Code Vigorous

Dustin J. Mitchell

What's New in Amanda: Hackability

01 Jul 2010

It’s been a while since I’ve posted about recent development in Amanda, but it’s not for lack of interesting topics!

Today I want to talk a little bit about Amanda’s development. Historically, Amanda has always had a small, core group of developers who do the lion’s share of the development work. There are probably lots of reasons for this, not least of which is that a backup application isn’t the sexiest project on which to spend your spare time. But I think there’s a deeper reason, and it has to do with hackability. Amanda was originally written in C, which means any changes require the full set of developer tools. For example, just to fix a typo in an error message, you would need to find the source, configure and compile it, find and fix the error message, and recompile to test. Fixing something more substantial in the highly interdependent Amanda codebase also requires a deep understanding of many parts of Amanda - from the obscure configuration interface to the oddly interlinked disklist structure. This level of programming skill is not common among Amanda’s user base (systems administrators), and I can count the people who understand the disklist structure on one hand.

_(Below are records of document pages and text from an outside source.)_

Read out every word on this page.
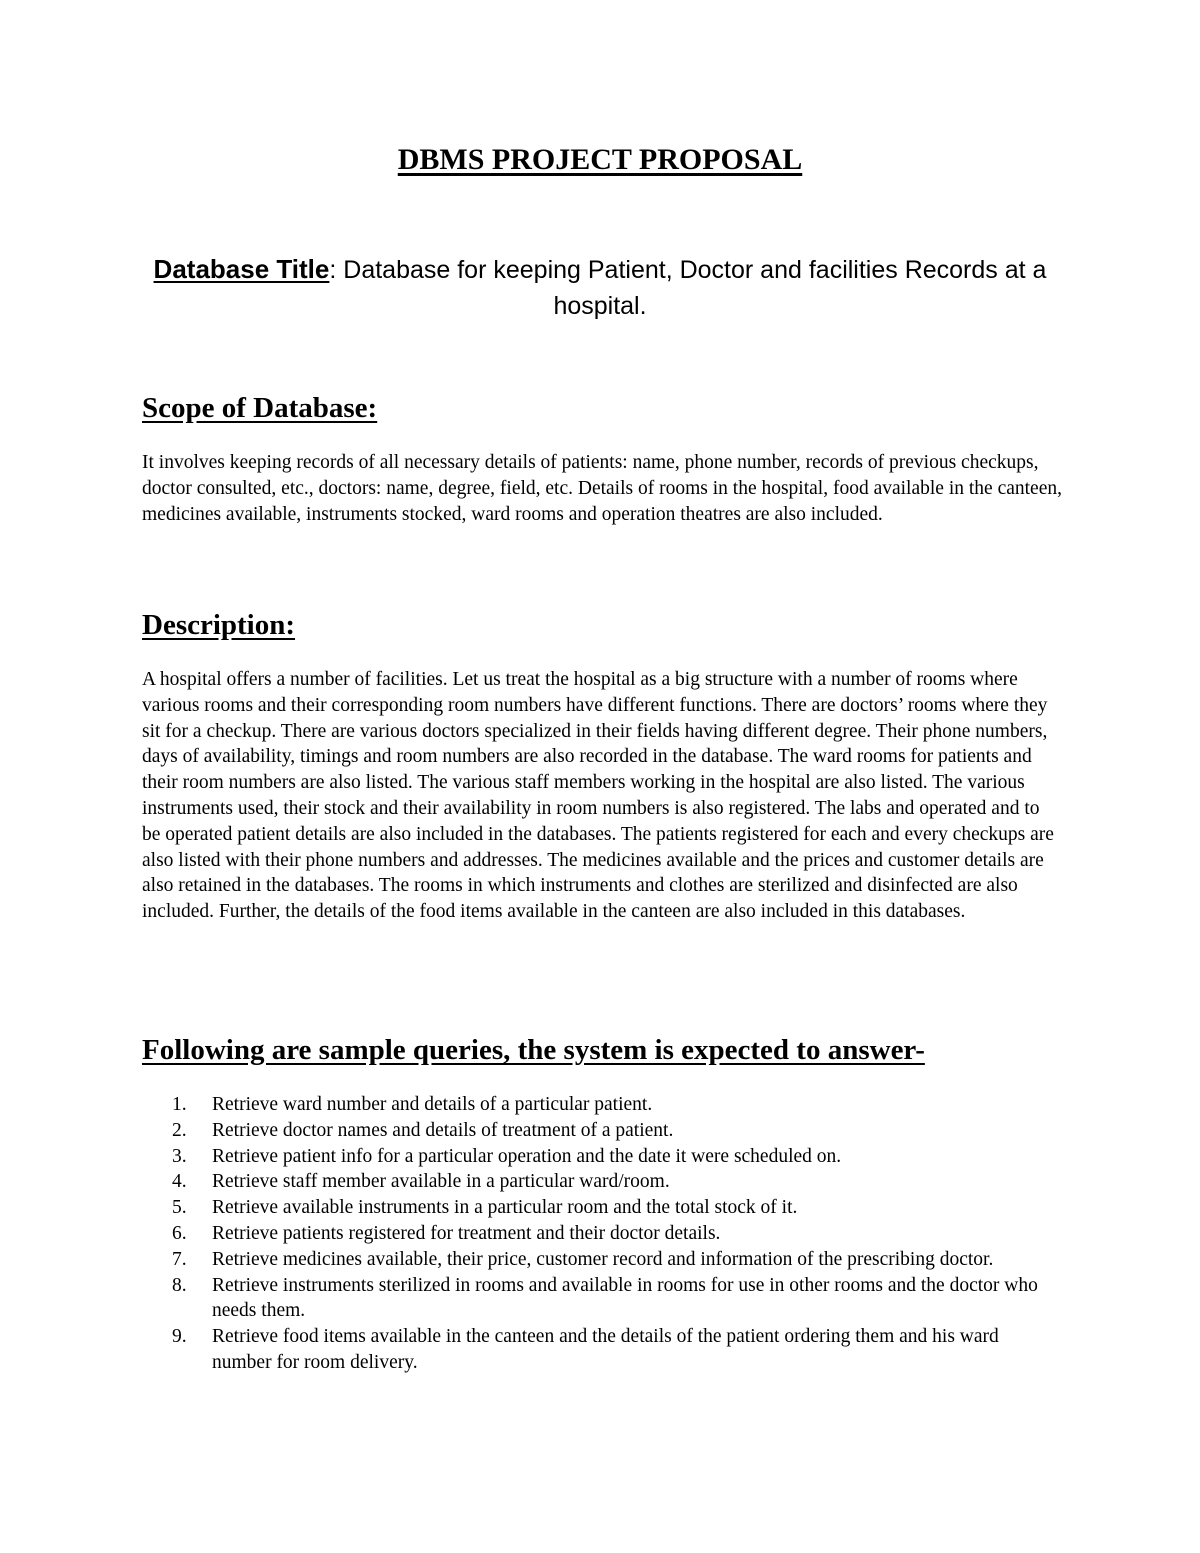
DBMS PROJECT PROPOSAL

Database Title: Database for keeping Patient, Doctor and facilities Records at a hospital.

Scope of Database:

It involves keeping records of all necessary details of patients: name, phone number, records of previous checkups, doctor consulted, etc., doctors: name, degree, field, etc. Details of rooms in the hospital, food available in the canteen, medicines available, instruments stocked, ward rooms and operation theatres are also included.

Description:

A hospital offers a number of facilities. Let us treat the hospital as a big structure with a number of rooms where various rooms and their corresponding room numbers have different functions. There are doctors’ rooms where they sit for a checkup. There are various doctors specialized in their fields having different degree. Their phone numbers, days of availability, timings and room numbers are also recorded in the database. The ward rooms for patients and their room numbers are also listed. The various staff members working in the hospital are also listed. The various instruments used, their stock and their availability in room numbers is also registered. The labs and operated and to be operated patient details are also included in the databases. The patients registered for each and every checkups are also listed with their phone numbers and addresses. The medicines available and the prices and customer details are also retained in the databases. The rooms in which instruments and clothes are sterilized and disinfected are also included. Further, the details of the food items available in the canteen are also included in this databases.

Following are sample queries, the system is expected to answer-
1. Retrieve ward number and details of a particular patient.
2. Retrieve doctor names and details of treatment of a patient.
3. Retrieve patient info for a particular operation and the date it were scheduled on.
4. Retrieve staff member available in a particular ward/room.
5. Retrieve available instruments in a particular room and the total stock of it.
6. Retrieve patients registered for treatment and their doctor details.
7. Retrieve medicines available, their price, customer record and information of the prescribing doctor.
8. Retrieve instruments sterilized in rooms and available in rooms for use in other rooms and the doctor who needs them.
9. Retrieve food items available in the canteen and the details of the patient ordering them and his ward number for room delivery.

The result has been a paltry flow of patches from anyone but the core hackers. Furthermore, no entry path has been available by which newcomers could work their way up to being core developers. While I don’t want to disparage the work of any of the great programmers who have written Amanda over the years, it’s a shame that there have been so few at any time, and I worry about what would happen if the number were to reach zero. So what to do?


We’ve done a few things to try to make Amanda more hackable. Probably the biggest change is to rewrite parts of Amanda in Perl. I’m asked “why” quite often, and while we had a lot of reasons, two relate directly to hackability. First, more sysadmins know Perl than C, because Perl is quite often used to build the “glue” that links systems together. Interestingly, based on many conversations, it seems that Python may also have been a good choice, as I suspected when I first proposed the rewrite. But it’s too late now!

Second, and more importantly, Perl code can be hacked in place. If amvault isn’t acting the way you want it to, just open up /usr/sbin/amvault and tweak away. No need to download the source, no need to compile, no segmentation faults, just hacking. When you’re done, run a quick diff and send the results to amanda-hackers.

Even users who do not know Perl can take advantage of this in-situ hackability. Within Amanda’s C code, if I want a user to try a patch, that user must figure out how to download Amanda’s source, apply the patch, configure, compile, and install. None of those steps are trivial. With Perl code, I can often provide a patch that is simple enough to be applied directly to the installed executables by hand, or with a simple application of patch. Everyone stays focused on the bug under investigation, and the user’s backups are up and running that much more quickly.

New APIs

As I mentioned before, historically Amanda’s code has been highly interdependent. Details of the implementation of the holding disk were spread over most of the files in the server implementation. The dumplevel -987 has a special meaning that is documented nowhere, but referenced in several source files. All of this makes new development difficult, because it’s impossible to “slice off” and study a portion of Amanda in isolation.

The solution here is to create abstract interfaces, where new functionality can be “plugged in” and Amanda can use it without changes. The Amanda developers have abused the term “API” for these interfaces, and we now have quite a few:

  • Application API - an abstraction of backup clients, e.g., ampgsql for Postgres;
  • Device API - an abstraction of backend storage devices, such as tape, disk, cloud, or DVD-RW;
  • Changer API - an abstraction of tape changers and other mechanisms for selecting from a set of volumes; and
  • Script API - a means of invoking scripts before or after certain events during a backup.

This strategy has already paid off: we have seen several new scripts and applications contributed, and the DVD-RW device arrived out of the blue as a contribution from someone who found it useful.

Other Changes

In the interest of greater accessibility to new hackers, we have also put Amanda on github and created a set of good “beginner” projects. Zmanda has even offered to pay people to hack on Amanda, as a way of easing the cost of entry. I also try to point out interesting projects on the Amanda mailing list, particularly projects that Jean-Louis and I probably will not find time to work on.

The idea here is to encourage new hackers to pick up a well-scoped project to become familiar with Amanda. The hackers can then move on to more sophisticated projects that meet their particular backup needs or address a particular interest.

Will You Join Me?

So Amanda is ready for you. When can you start?